On Windows Embedded CE, a stream driver is a device driver that implements the stream interface API. Regardless of hardware specifics, all CE stream drivers expose the stream interface functions to the operating system so the Device Manager of Windows Embedded CE can load and manage these drivers. As the name implies, stream drivers are suitable for I/O devices that act as sources or sinks of streams of data, such as integrated hardware components and peripheral devices. It is also possible for a stream driver to access other drivers to provide applications with more convenient access to the underlying hardware. In any case, you need to know the stream interface functions and how to implement them if you want to develop a fully functional and reliable stream driver.

After this lesson, you will be able to:

¦ Understand the purpose of Device Manager.

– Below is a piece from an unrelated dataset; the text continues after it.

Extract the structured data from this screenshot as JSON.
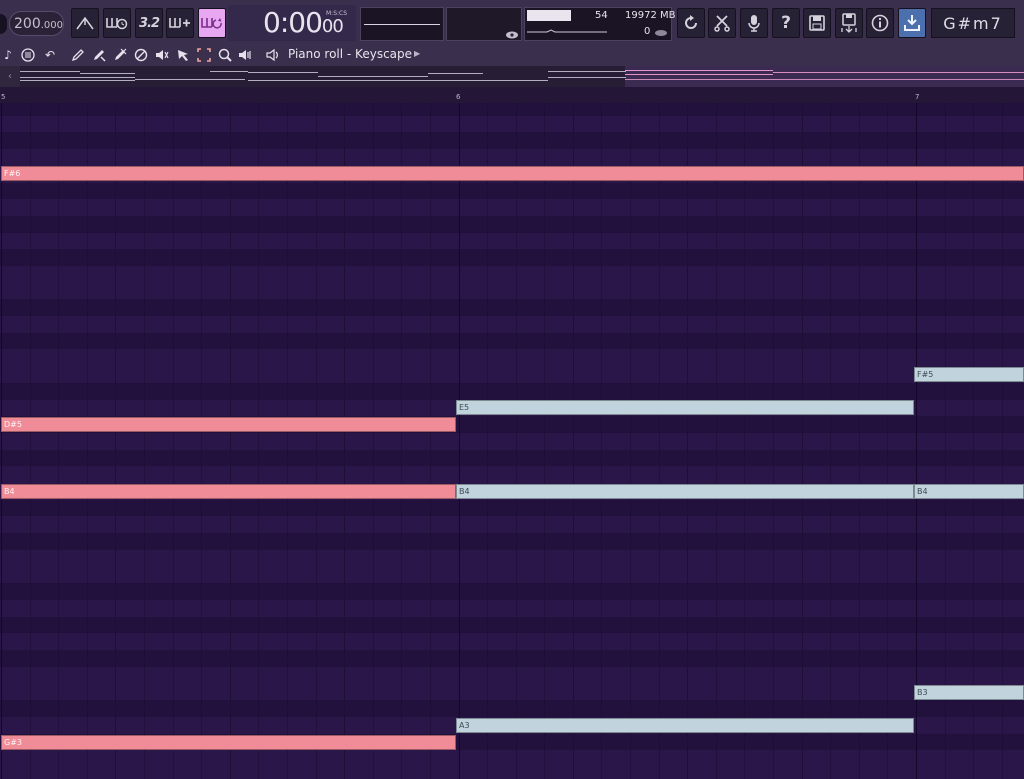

¦ Identify stream driver requirements.

¦ Implement and use a stream driver.

Estimated lesson time: 40 minutes.

Device Manager

The Windows Embedded CE Device Manager is the OS component that manages the stream device drivers on the system. The OAL (Oal.exe) loads the kernel (Kernel.dll), and the kernel loads Device Manager during the boot process. Specifically, the kernel loads the Device Manager shell (Device.dll), which in turn loads the actual core Device Manager code (Devmgr.dll), which again is in charge of loading, unloading, and interfacing with stream drivers, as illustrated in Figure 6-2.

Figure 6-2 The Device Manager in Windows Embedded CE 6.0

Stream drivers can be loaded as part of the operating system at boot time or on demand when the corresponding hardware is connected in a Plug and Play fashion. User applications can then use the stream drivers through file system APIs, such as ReadFile and WriteFile, or by means of DeviceIoControl calls. Stream drivers that Device Manager exposes through the file system appear to applications as regular file resources with special file names. The DeviceIoControl function, on the other hand, enables applications to perform direct input and output operations. However, applications interact with the stream drivers indirectly through Device Manager in both cases.